Topic: Media Research Center
The Media Research Center's resident (and rather lame) New York Times-bashing attack dog, Clay Waters, strikes again in a Dec. 9 post, complaining that the Times treated Chuck Jones -- the head of the union at the Carrier plant in Indiana where Donald Trump is claiming he stopped jobs from being sent to Mexico -- too sympathetically after Trump unleashed a Twitter attack on Jones after he pointed out that Trump overstated the number of jobs he supposedly saved:
Threats and harassing calls to Jones followed, which are obviously vile and to be condemned. But its rather hypocritical by the Times (and unions) to condemn Trump’s tweet on the front page, setting it up as a powerful person’s bullying of an innocent private citizen, while letting intimidation by Obama, while serving as actual sitting president, go unremarked.
Ask Frank VanderSloot.
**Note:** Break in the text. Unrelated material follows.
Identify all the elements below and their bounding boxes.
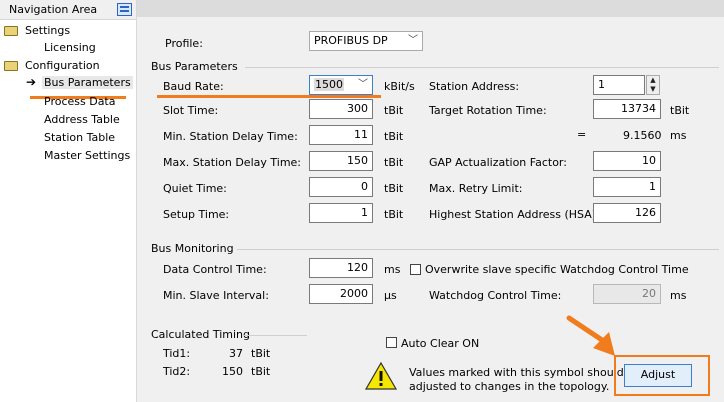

During the 2012 campaign, the Obama campaign accused the chief executive of being “litigious, combative and a bitter foe of the gay rights movement,” one of eight Romney donors smeared by the president. Obama taped a fat public target on his back, and his businesses were the subject of angry phone calls, and Obama’s liberal media lapdogs hunted him down.
In fact, VanderSloot wasn't just a "private citizen" who had simply donated to Romney -- he was a national finance co-chairman for Romney's campaign. As far as VanderSloot being combative and litigious, Waters can ask Mother Jones about that; and at the time the statement was made, VanderSloot was known as an opponent of gay rights (though his views have apparently changed since, and he's being combative and ligitious toward anyone who claims he's anti-gay).
Also, the "litigious, combative and a bitter foe of the gay rights movement" quote comes from BuzzFeed, not the Obama campaign. So, no, Waters hasn't improved his research skills over the years.